TWO NIH-FUNDED POSTDOCS IN PARADISE ARE IMMEDIATELY AVAILABLE
1. Circuit + Molecular Neuroscience of Motivated Behavior, using rodent models of alcohol and substance use disorders, compulsive eating, obesity, and PTSD. Details here: https://academicjobsonline.org/ajo/jobs/26938
2. Machine Learning / Data Science / AI to identify new gene/phenotype risk variants and predict incidence and recurrence of human addiction and binge eating related disease using NIH All of Us and UK Biobank. Details here: https://academicjobsonline.org/ajo/jobs/26939
Position 1.The lab uses modern circuit and molecular neuroscience techniques, including activity- (TRAP2, eSARE), cell type- (Cre drivers), and projection-defined (AAV2retro, CAV2) causal approaches (optogenetics, chemogenetics) and molecular approaches (translatome, proteome, and spatial transcriptomics analyses). Classic neuroscience approaches also are used, including RNAScope, immunohistochemistry, qPCR, RNASeq, Western blotting, stereotaxic surgery, and both operant and naturalistic study of behavior. Potential areas of study include but are not limited to: □ reward-, stress- and anti-stress neurocircuitry in alcohol and substance use disorders □ molecular and circuitry bases of compulsive binge eating in models of food addiction □ co-morbidity of post-traumatic stress disorder with alcohol and substance use disorders □ translational neurobiology of addiction and relapse □ neuroimmunology of addictive disorders, including AUD □ sex differences in alcohol use disorder, addiction, binge eating, or obesity
Position 2. The Zorrilla lab studies the neural substrates of motivated behavior and psychiatric genetics using large human multi-omic, multi-phenotype, big data human datasets that include electronic health registries, neuroimaging, biomarker, and lifestyle data (e.g., All Of Us, UK Biobank) as well as RNASeq datasets obtained from orthologous animal models of binge eating behavior, alcohol use disorder, drug addiction, obesity, and post-traumatic emotional disorders. The successful applicant for this position will have advanced computational and data science experience that includes applying machine learning, deep learning, and/or generative model approaches to large, multi-dimensional datasets (e.g., >150k cases with whole genome sequences) for identifying predictive gene variants and phenotypes, prediction of diagnostic incidence or recurrence, modeling latent or manifest continuous traits, and developing risk score algorithms.

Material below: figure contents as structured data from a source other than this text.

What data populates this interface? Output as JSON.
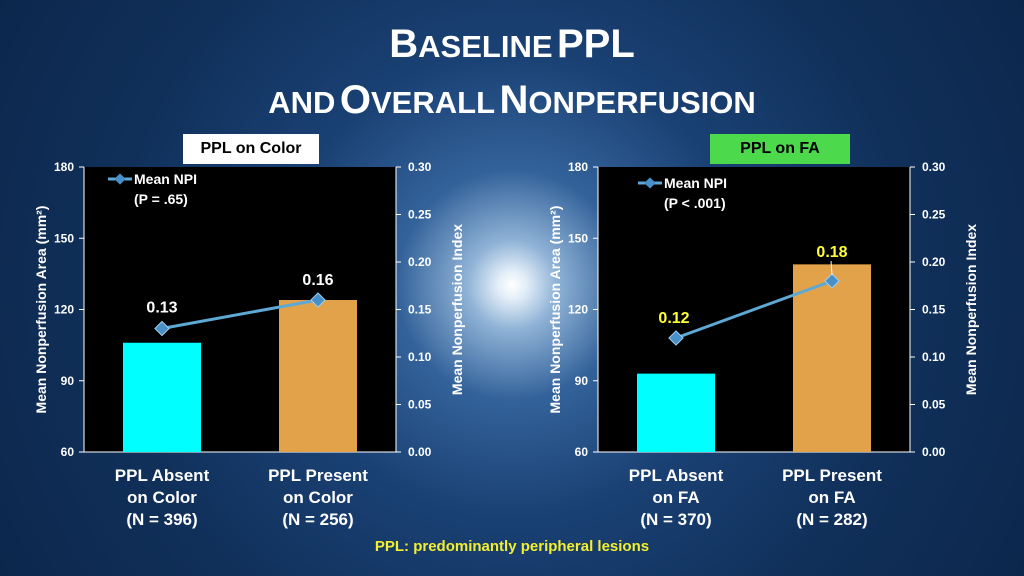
{
  "title": {
    "line1": "Baseline PPL",
    "line2": "and Overall Nonperfusion"
  },
  "footnote": "PPL: predominantly peripheral lesions",
  "colors": {
    "bar_absent": "#00ffff",
    "bar_present": "#e2a24a",
    "line": "#5ea8d6",
    "marker": "#4a90c8",
    "data_label_left": "#ffffff",
    "data_label_right": "#ffff33"
  },
  "chart_data": [
    {
      "type": "bar",
      "box_label": "PPL on Color",
      "categories": [
        [
          "PPL Absent",
          "on Color",
          "(N = 396)"
        ],
        [
          "PPL Present",
          "on Color",
          "(N = 256)"
        ]
      ],
      "values": [
        106,
        124
      ],
      "ylabel": "Mean Nonperfusion Area (mm²)",
      "ylim": [
        60,
        180
      ],
      "yticks": [
        "60",
        "90",
        "120",
        "150",
        "180"
      ],
      "secondary": {
        "type": "line",
        "legend": [
          "Mean NPI",
          "(P = .65)"
        ],
        "values": [
          0.13,
          0.16
        ],
        "labels": [
          "0.13",
          "0.16"
        ],
        "ylabel": "Mean Nonperfusion Index",
        "ylim": [
          0,
          0.3
        ],
        "yticks": [
          "0.00",
          "0.05",
          "0.10",
          "0.15",
          "0.20",
          "0.25",
          "0.30"
        ]
      }
    },
    {
      "type": "bar",
      "box_label": "PPL on FA",
      "categories": [
        [
          "PPL Absent",
          "on FA",
          "(N = 370)"
        ],
        [
          "PPL Present",
          "on FA",
          "(N = 282)"
        ]
      ],
      "values": [
        93,
        139
      ],
      "ylabel": "Mean Nonperfusion Area (mm²)",
      "ylim": [
        60,
        180
      ],
      "yticks": [
        "60",
        "90",
        "120",
        "150",
        "180"
      ],
      "secondary": {
        "type": "line",
        "legend": [
          "Mean NPI",
          "(P < .001)"
        ],
        "values": [
          0.12,
          0.18
        ],
        "labels": [
          "0.12",
          "0.18"
        ],
        "ylabel": "Mean Nonperfusion Index",
        "ylim": [
          0,
          0.3
        ],
        "yticks": [
          "0.00",
          "0.05",
          "0.10",
          "0.15",
          "0.20",
          "0.25",
          "0.30"
        ]
      }
    }
  ]
}
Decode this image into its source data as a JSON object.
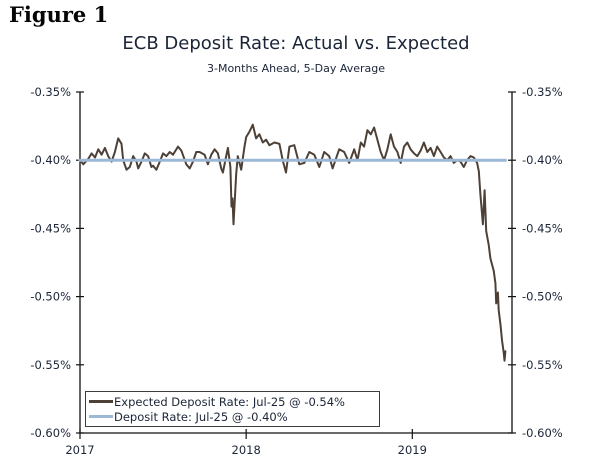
{
  "page": {
    "figure_label": "Figure 1"
  },
  "chart_data": {
    "type": "line",
    "title": "ECB Deposit Rate: Actual vs. Expected",
    "subtitle": "3-Months Ahead, 5-Day Average",
    "x_range": [
      2017,
      2019.6
    ],
    "y_range": [
      -0.6,
      -0.35
    ],
    "grid": false,
    "legend_position": "bottom-left",
    "x_ticks": [
      {
        "v": 2017,
        "label": "2017"
      },
      {
        "v": 2018,
        "label": "2018"
      },
      {
        "v": 2019,
        "label": "2019"
      }
    ],
    "y_ticks": [
      {
        "v": -0.35,
        "label": "-0.35%"
      },
      {
        "v": -0.4,
        "label": "-0.40%"
      },
      {
        "v": -0.45,
        "label": "-0.45%"
      },
      {
        "v": -0.5,
        "label": "-0.50%"
      },
      {
        "v": -0.55,
        "label": "-0.55%"
      },
      {
        "v": -0.6,
        "label": "-0.60%"
      }
    ],
    "colors": {
      "axis": "#111111",
      "text": "#1b2538",
      "background": "#ffffff"
    },
    "series": [
      {
        "id": "expected-deposit-rate",
        "name": "Expected Deposit Rate: Jul-25 @ -0.54%",
        "color": "#4d4037",
        "width": 2,
        "points": [
          [
            2017.0,
            -0.4
          ],
          [
            2017.02,
            -0.403
          ],
          [
            2017.05,
            -0.399
          ],
          [
            2017.07,
            -0.395
          ],
          [
            2017.09,
            -0.398
          ],
          [
            2017.11,
            -0.392
          ],
          [
            2017.13,
            -0.396
          ],
          [
            2017.15,
            -0.391
          ],
          [
            2017.17,
            -0.397
          ],
          [
            2017.19,
            -0.401
          ],
          [
            2017.21,
            -0.394
          ],
          [
            2017.23,
            -0.384
          ],
          [
            2017.25,
            -0.388
          ],
          [
            2017.26,
            -0.4
          ],
          [
            2017.28,
            -0.407
          ],
          [
            2017.3,
            -0.405
          ],
          [
            2017.32,
            -0.397
          ],
          [
            2017.34,
            -0.401
          ],
          [
            2017.35,
            -0.406
          ],
          [
            2017.37,
            -0.401
          ],
          [
            2017.39,
            -0.395
          ],
          [
            2017.41,
            -0.397
          ],
          [
            2017.43,
            -0.405
          ],
          [
            2017.44,
            -0.404
          ],
          [
            2017.46,
            -0.407
          ],
          [
            2017.48,
            -0.401
          ],
          [
            2017.5,
            -0.395
          ],
          [
            2017.52,
            -0.397
          ],
          [
            2017.54,
            -0.394
          ],
          [
            2017.56,
            -0.396
          ],
          [
            2017.59,
            -0.39
          ],
          [
            2017.61,
            -0.393
          ],
          [
            2017.64,
            -0.403
          ],
          [
            2017.66,
            -0.406
          ],
          [
            2017.68,
            -0.401
          ],
          [
            2017.7,
            -0.394
          ],
          [
            2017.72,
            -0.394
          ],
          [
            2017.75,
            -0.396
          ],
          [
            2017.77,
            -0.403
          ],
          [
            2017.79,
            -0.396
          ],
          [
            2017.81,
            -0.392
          ],
          [
            2017.83,
            -0.395
          ],
          [
            2017.85,
            -0.406
          ],
          [
            2017.86,
            -0.409
          ],
          [
            2017.88,
            -0.397
          ],
          [
            2017.89,
            -0.391
          ],
          [
            2017.905,
            -0.405
          ],
          [
            2017.912,
            -0.434
          ],
          [
            2017.918,
            -0.428
          ],
          [
            2017.924,
            -0.447
          ],
          [
            2017.94,
            -0.41
          ],
          [
            2017.95,
            -0.397
          ],
          [
            2017.96,
            -0.402
          ],
          [
            2017.97,
            -0.407
          ],
          [
            2017.99,
            -0.39
          ],
          [
            2018.0,
            -0.383
          ],
          [
            2018.02,
            -0.379
          ],
          [
            2018.04,
            -0.374
          ],
          [
            2018.06,
            -0.384
          ],
          [
            2018.08,
            -0.381
          ],
          [
            2018.1,
            -0.387
          ],
          [
            2018.12,
            -0.385
          ],
          [
            2018.14,
            -0.389
          ],
          [
            2018.17,
            -0.387
          ],
          [
            2018.2,
            -0.388
          ],
          [
            2018.22,
            -0.4
          ],
          [
            2018.24,
            -0.409
          ],
          [
            2018.26,
            -0.39
          ],
          [
            2018.29,
            -0.389
          ],
          [
            2018.32,
            -0.403
          ],
          [
            2018.35,
            -0.402
          ],
          [
            2018.38,
            -0.394
          ],
          [
            2018.41,
            -0.396
          ],
          [
            2018.44,
            -0.405
          ],
          [
            2018.47,
            -0.394
          ],
          [
            2018.5,
            -0.397
          ],
          [
            2018.52,
            -0.406
          ],
          [
            2018.54,
            -0.399
          ],
          [
            2018.56,
            -0.392
          ],
          [
            2018.59,
            -0.394
          ],
          [
            2018.62,
            -0.402
          ],
          [
            2018.65,
            -0.392
          ],
          [
            2018.67,
            -0.4
          ],
          [
            2018.69,
            -0.387
          ],
          [
            2018.71,
            -0.39
          ],
          [
            2018.73,
            -0.378
          ],
          [
            2018.75,
            -0.381
          ],
          [
            2018.77,
            -0.376
          ],
          [
            2018.79,
            -0.385
          ],
          [
            2018.81,
            -0.394
          ],
          [
            2018.83,
            -0.4
          ],
          [
            2018.85,
            -0.392
          ],
          [
            2018.87,
            -0.381
          ],
          [
            2018.89,
            -0.39
          ],
          [
            2018.91,
            -0.394
          ],
          [
            2018.93,
            -0.402
          ],
          [
            2018.95,
            -0.39
          ],
          [
            2018.97,
            -0.387
          ],
          [
            2018.99,
            -0.392
          ],
          [
            2019.01,
            -0.395
          ],
          [
            2019.03,
            -0.397
          ],
          [
            2019.05,
            -0.393
          ],
          [
            2019.07,
            -0.387
          ],
          [
            2019.09,
            -0.394
          ],
          [
            2019.11,
            -0.391
          ],
          [
            2019.13,
            -0.397
          ],
          [
            2019.15,
            -0.39
          ],
          [
            2019.17,
            -0.394
          ],
          [
            2019.19,
            -0.398
          ],
          [
            2019.21,
            -0.4
          ],
          [
            2019.23,
            -0.397
          ],
          [
            2019.25,
            -0.402
          ],
          [
            2019.27,
            -0.4
          ],
          [
            2019.29,
            -0.401
          ],
          [
            2019.31,
            -0.405
          ],
          [
            2019.33,
            -0.4
          ],
          [
            2019.35,
            -0.397
          ],
          [
            2019.37,
            -0.398
          ],
          [
            2019.39,
            -0.402
          ],
          [
            2019.4,
            -0.408
          ],
          [
            2019.41,
            -0.425
          ],
          [
            2019.425,
            -0.447
          ],
          [
            2019.435,
            -0.422
          ],
          [
            2019.445,
            -0.452
          ],
          [
            2019.46,
            -0.462
          ],
          [
            2019.47,
            -0.472
          ],
          [
            2019.49,
            -0.481
          ],
          [
            2019.5,
            -0.49
          ],
          [
            2019.505,
            -0.505
          ],
          [
            2019.515,
            -0.497
          ],
          [
            2019.52,
            -0.51
          ],
          [
            2019.53,
            -0.52
          ],
          [
            2019.54,
            -0.532
          ],
          [
            2019.55,
            -0.541
          ],
          [
            2019.555,
            -0.547
          ],
          [
            2019.56,
            -0.54
          ]
        ]
      },
      {
        "id": "deposit-rate",
        "name": "Deposit Rate: Jul-25 @ -0.40%",
        "color": "#9cb8d6",
        "width": 3,
        "points": [
          [
            2017.0,
            -0.4
          ],
          [
            2019.56,
            -0.4
          ]
        ]
      }
    ]
  }
}
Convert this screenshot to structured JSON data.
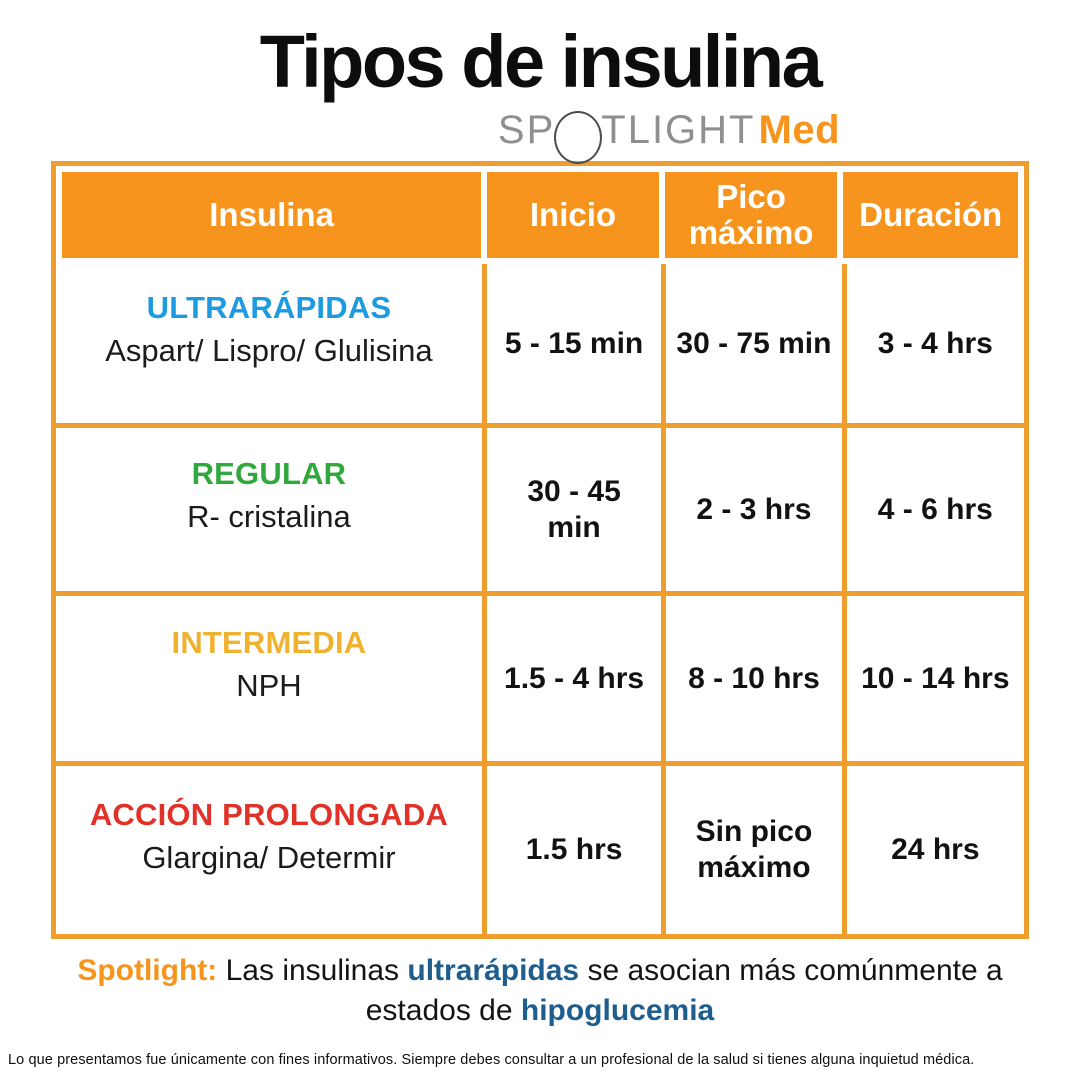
{
  "title": "Tipos de insulina",
  "logo": {
    "text_before_circle": "SP",
    "text_after_circle": "TLIGHT",
    "brand_suffix": "Med"
  },
  "table": {
    "headers": [
      "Insulina",
      "Inicio",
      "Pico máximo",
      "Duración"
    ],
    "rows": [
      {
        "name": "ULTRARÁPIDAS",
        "examples": "Aspart/ Lispro/ Glulisina",
        "inicio": "5 - 15 min",
        "pico_maximo": "30 - 75 min",
        "duracion": "3 - 4 hrs",
        "color": "#1E9BE0"
      },
      {
        "name": "REGULAR",
        "examples": "R- cristalina",
        "inicio": "30 - 45 min",
        "pico_maximo": "2 - 3 hrs",
        "duracion": "4 - 6 hrs",
        "color": "#2FA93C"
      },
      {
        "name": "INTERMEDIA",
        "examples": "NPH",
        "inicio": "1.5 - 4 hrs",
        "pico_maximo": "8 - 10 hrs",
        "duracion": "10 - 14 hrs",
        "color": "#F0B22E"
      },
      {
        "name": "ACCIÓN PROLONGADA",
        "examples": "Glargina/ Determir",
        "inicio": "1.5 hrs",
        "pico_maximo": "Sin pico máximo",
        "duracion": "24 hrs",
        "color": "#E03228"
      }
    ]
  },
  "note": {
    "label": "Spotlight:",
    "text_1": "Las insulinas",
    "highlight_1": "ultrarápidas",
    "text_2": "se asocian más comúnmente a estados de",
    "highlight_2": "hipoglucemia"
  },
  "disclaimer": "Lo que presentamos fue únicamente con fines informativos. Siempre debes consultar a un profesional de la salud si tienes alguna inquietud médica.",
  "colors": {
    "orange": "#F7941D",
    "grid-orange": "#EF9D2F",
    "navy": "#1E5E8E",
    "logo-gray": "#8F8F8F"
  },
  "chart_data": {
    "type": "table",
    "title": "Tipos de insulina",
    "columns": [
      "Insulina",
      "Inicio",
      "Pico máximo",
      "Duración"
    ],
    "rows": [
      [
        "ULTRARÁPIDAS (Aspart/ Lispro/ Glulisina)",
        "5 - 15 min",
        "30 - 75 min",
        "3 - 4 hrs"
      ],
      [
        "REGULAR (R- cristalina)",
        "30 - 45 min",
        "2 - 3 hrs",
        "4 - 6 hrs"
      ],
      [
        "INTERMEDIA (NPH)",
        "1.5 - 4 hrs",
        "8 - 10 hrs",
        "10 - 14 hrs"
      ],
      [
        "ACCIÓN PROLONGADA (Glargina/ Determir)",
        "1.5 hrs",
        "Sin pico máximo",
        "24 hrs"
      ]
    ]
  }
}
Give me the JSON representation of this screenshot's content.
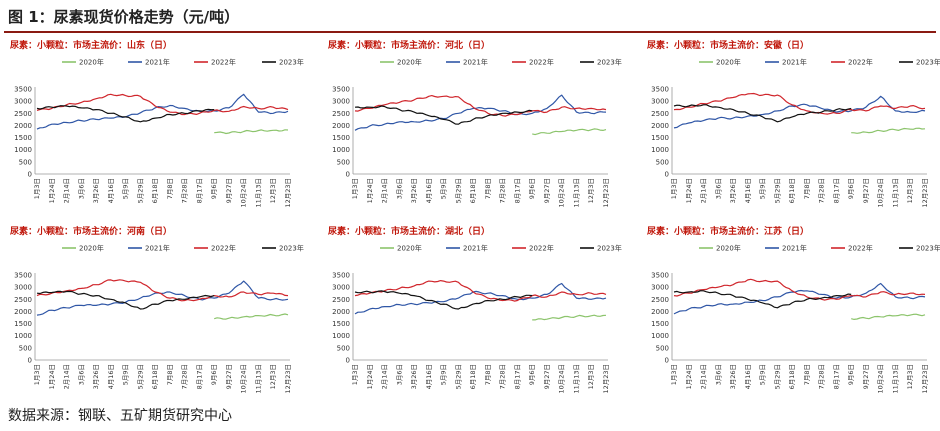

The Zorrilla Lab is in a rich intellectual environment, affiliated with the Scripps Departments of Molecular Medicine and Neuroscience, the National Institute on Alcohol Abuse and Alcoholism (NIAAA)-funded Scripps T32 Institutional Postdoctoral Training Program, the NIAAA-funded Scripps P60 Alcohol Research Center of Excellence, the Pearson Center for Alcohol and Addiction Research, and the University of California-San Diego (UCSD) Neuroscience Graduate Group.
Successful trainees will gain cutting-edge technical training and develop skills needed to compete for independent funding and transition to independence. This postdoctoral position offers salary levels above NIH minimums as well as employee benefits from The Scripps Research Institute.
Pending Ph.D. applicants are acceptable.
Eligible candidates have the possibility of being appointed to our NIAAA-funded T32 training grant and becoming affiliate members of the P60 Center funded by NIAAA and the Pearson Center. Appointment to the T32 training grant requires candidates to be a U.S. Citizen or permanent resident.
The Scripps Research Institute is an Equal Opportunity Employer. All qualified applicants are encouraged to apply and will receive consideration for employment without regard to race, color, religion, sex, sexual orientation, gender identity, national origin, disability, protected veteran status, or any other legally protected characteristic or status.